I get it, I do, the school gets money for attendance, but when a kid is sick and the doctor's are too busy to even offer appointments, there should be some leeway. It's not as if the entire country doesn't know about the combination flu and stomach viruses doing the rounds.
Val, you're right about why homeschooling is so popular. Wish I had more time and resources to keep my last two home.
Well, Marci, I gotta say your mom, you and me must all have very similar personalities, lol.
Terry, I would be calling the state board of education as well as emailing them, and I'd contact the local news and the local newspapers, blogging about them, etc. That credit policy there is pure stupidity. There's no way someone can follow it so strictly. Grr! Makes me irate for you!
My younger daughter's school is the kind that might make you say "Look what my kids are missing"... She gets to spend every other day working hands-on with plants or animals, including feeding horses, nursing newborn rabbits and guinea pigs, taking water samples from local ponds, making floral centerpieces, etc. It's a public school, but kids have to apply and interview to get in. She'll graduate in 2016 with a high school diploma *and* a certificate enabling her to be employed by any veterinarian as an assistant or technician.
And her school doesn't have insanely restrictive attendance policies; they don't want sick kids around their animals.

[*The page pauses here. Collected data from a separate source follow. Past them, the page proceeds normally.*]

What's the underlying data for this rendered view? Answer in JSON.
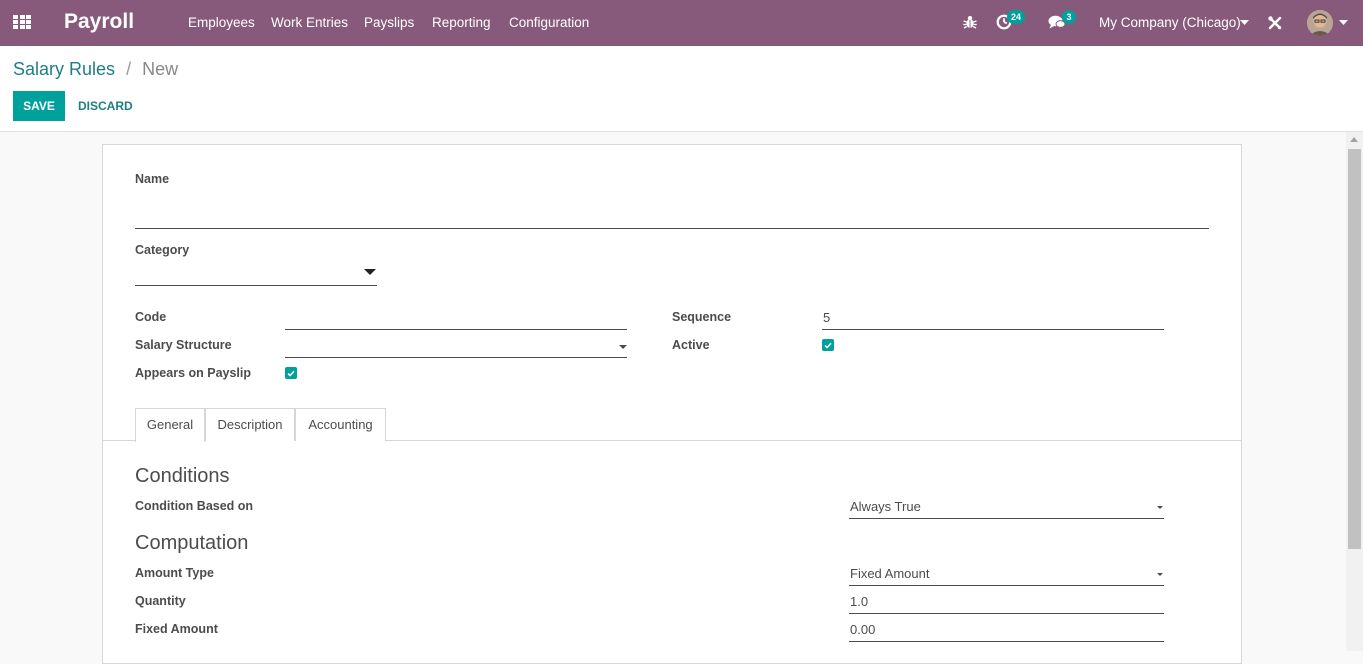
{
  "navbar": {
    "brand": "Payroll",
    "menu": [
      "Employees",
      "Work Entries",
      "Payslips",
      "Reporting",
      "Configuration"
    ],
    "activity_count": "24",
    "message_count": "3",
    "company": "My Company (Chicago)"
  },
  "breadcrumb": {
    "parent": "Salary Rules",
    "separator": "/",
    "current": "New"
  },
  "buttons": {
    "save": "SAVE",
    "discard": "DISCARD"
  },
  "form": {
    "name_label": "Name",
    "name_value": "",
    "category_label": "Category",
    "category_value": "",
    "code_label": "Code",
    "code_value": "",
    "salary_structure_label": "Salary Structure",
    "salary_structure_value": "",
    "appears_on_payslip_label": "Appears on Payslip",
    "appears_on_payslip": true,
    "sequence_label": "Sequence",
    "sequence_value": "5",
    "active_label": "Active",
    "active": true
  },
  "tabs": [
    "General",
    "Description",
    "Accounting"
  ],
  "active_tab": "General",
  "general": {
    "conditions_title": "Conditions",
    "condition_based_on_label": "Condition Based on",
    "condition_based_on_value": "Always True",
    "computation_title": "Computation",
    "amount_type_label": "Amount Type",
    "amount_type_value": "Fixed Amount",
    "quantity_label": "Quantity",
    "quantity_value": "1.0",
    "fixed_amount_label": "Fixed Amount",
    "fixed_amount_value": "0.00"
  },
  "colors": {
    "navbar": "#875a7b",
    "primary": "#00a09d",
    "link": "#1f7e82"
  },
  "icons": [
    "apps-grid-icon",
    "bug-icon",
    "clock-icon",
    "chat-icon",
    "tools-icon",
    "avatar"
  ]
}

Meanwhile, the older one is home sick today with another stomach bug. This time the doctor agreed to see her, because it's the second time in a week and her symptoms were more severe. The doctor went off on a rant about school policies; they think it's as ridiculous as we do. As she put it, it's taking time away from kids who actually need medical care to deal with kids who just need rest, fluids, and ibuprofen.
She sounds just like our doctor, Karenna!
I got that too when my daughter was still in school. I had to take her for that little scrap of paper that said she was sick. I got tired of it. So I sent her sick with the flu. She threw up in the wastebasket in the classroom, and then the teacher told me to keep her home when she's ill.
I told him that's not what the school wants.